Vidhya Ramalingam said they should have the same kind of conversations on social media that a youth worker might have had with a gang on the streets.
Ms Ramalingam, who founded Moonshot CVE to tackle extremism and community violence, said new technology should be harnessed to identify people who could be at risk of committing terrorist acts in the UK or travelling overseas.
Only this week the Government published its updated “Contest” anti-terror strategy, which will see MI5 share intelligence with bodies outside the security community.
In recent years, there have been a number of high-profile terrorist attacks in Britain, including the murder of MP Jo Cox, the Westminster attacks, the Manchester bombing and the murder of Lee Rigby.
Ms Ramalingam, who was speaking at the Cheltenham Science Festival, said it was often much easier to spot radicalism online than within the community.
“Sometimes the signs are not very obvious in the world around us. We live in a real world where you can sit and touch the person next to you, but we also have an online life,” she said.
“Unless they tattoo a swastika to their forehead or set up a soapbox in the street and tell us they believe in these things, it might be very difficult for us to see that in their daily lives.
“But online they could be living a completely different life. They could be standing on that soapbox posting videos glorifying Hitler.
“I believe online is not just a place where awful things happen, but it is also a place where we can do real good, there is a real opportunity there.
“The reason there is an opportunity is that people who are getting involved in these movements often leave behind a trail of clues online that let us know they are getting involved.”
She said her organisation was identifying those at risk and offering them an alternative.

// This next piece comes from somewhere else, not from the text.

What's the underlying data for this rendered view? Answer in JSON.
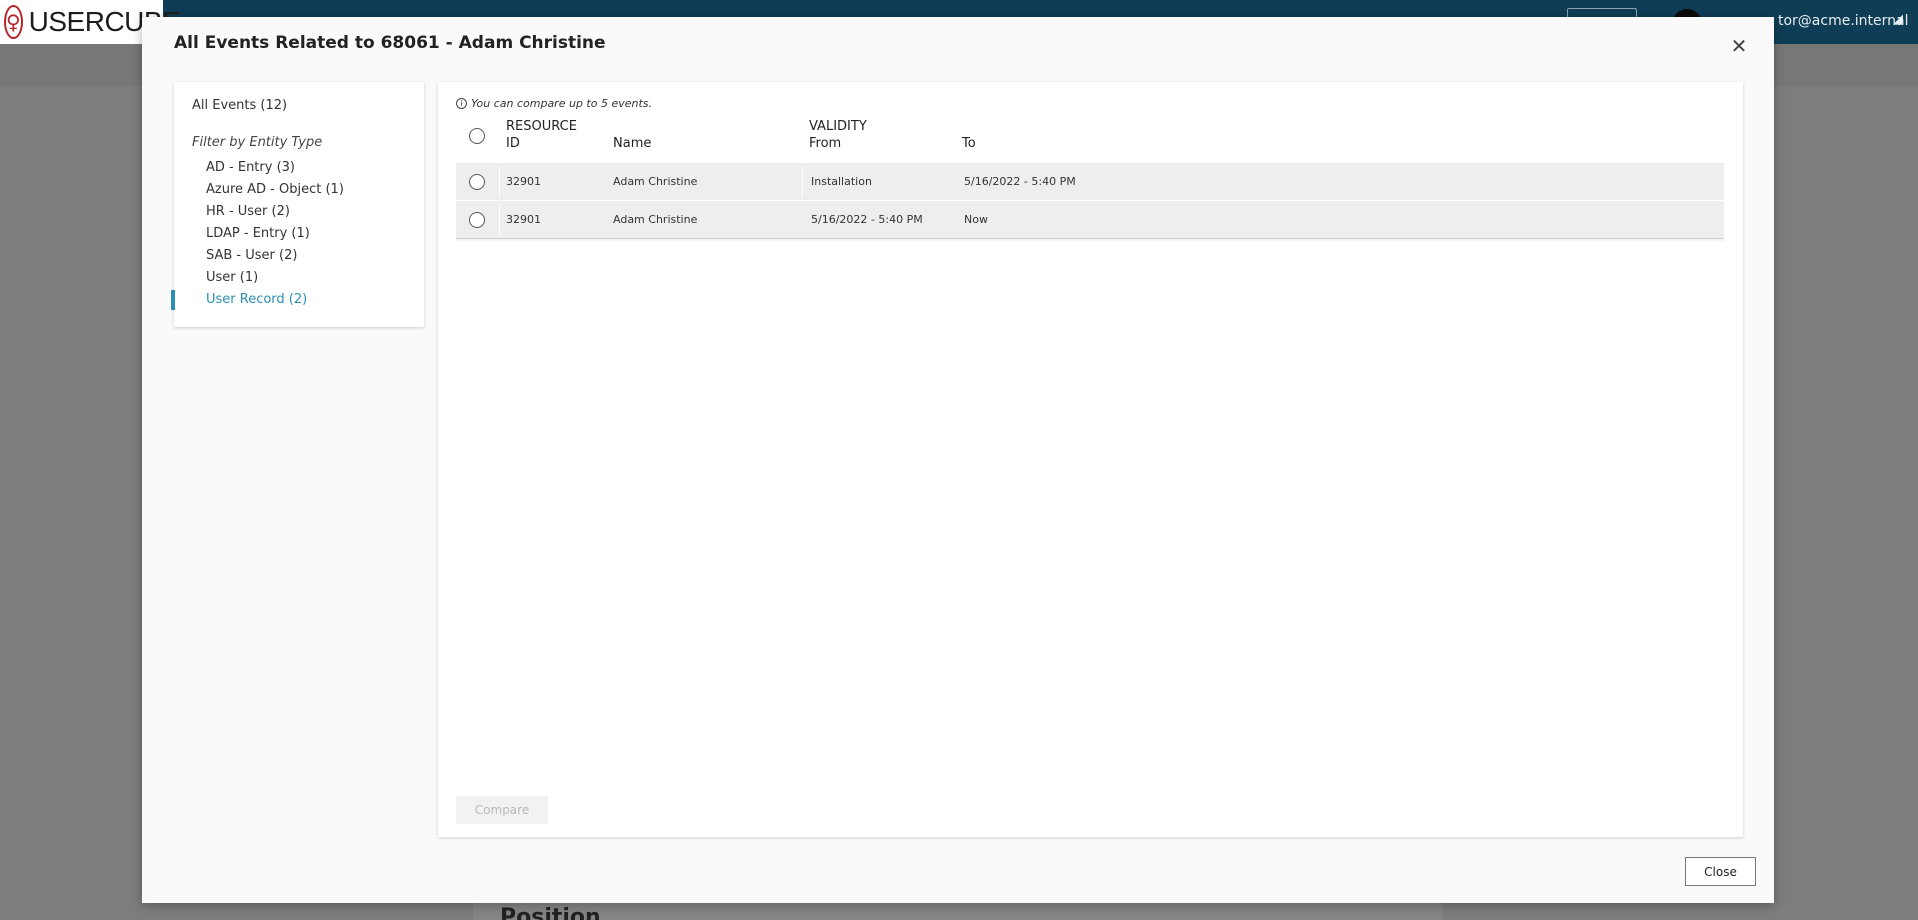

“We can do social work online. We can send teams of social workers into online forums, on Facebook and Twitter, to start conversations with individuals, the same kind of conversations a youth worker on the street might have had with gangs,” she said.
“These sorts of methods are not too different to what has been done to deal with suicide prevention online and it also be used to tackle other types of violence, like domestic abuse, gender-based violence and human trafficking.”
She said the numbers of people involved in extremism in Britain was relatively low, but the impact was very high.
“We are not talking about a mass movement here,” she said.
“A very small number of individuals who have a massive ability to completely destabilise the communities around them, sometimes by killing just one person.”
Professor Andrew Silke, of Cranfield University, has worked with convicted terrorists in prisons on deradicalisation programmes and said the key was changing their behaviour, citing the example of Irish republicans who moved away from violence and into politics.
“A lot of deradicalization programmes want the prisoner to not only behave, but also no longer believe in the cause. That’s asking an awful lot,” he said.
“The analogy I use is of football teams. Just by talking to you, could I convince you to stop supporting the football team you currently support and support instead their most extreme, direst rivals?
“Get the Manchester United fan to support Liverpool or the Arsenal fan to support Chelsea? Could I do it? So why do you think I can get a jihadi to stop believing in jihad?”
He did not support the regulation of mosques, adding: “The mosques do not present a problem; the mosques are really alert to these problems.
“That isn’t where radicalisation is happening, it’s happening in people’s front rooms and it is happening online where people are devouring material.”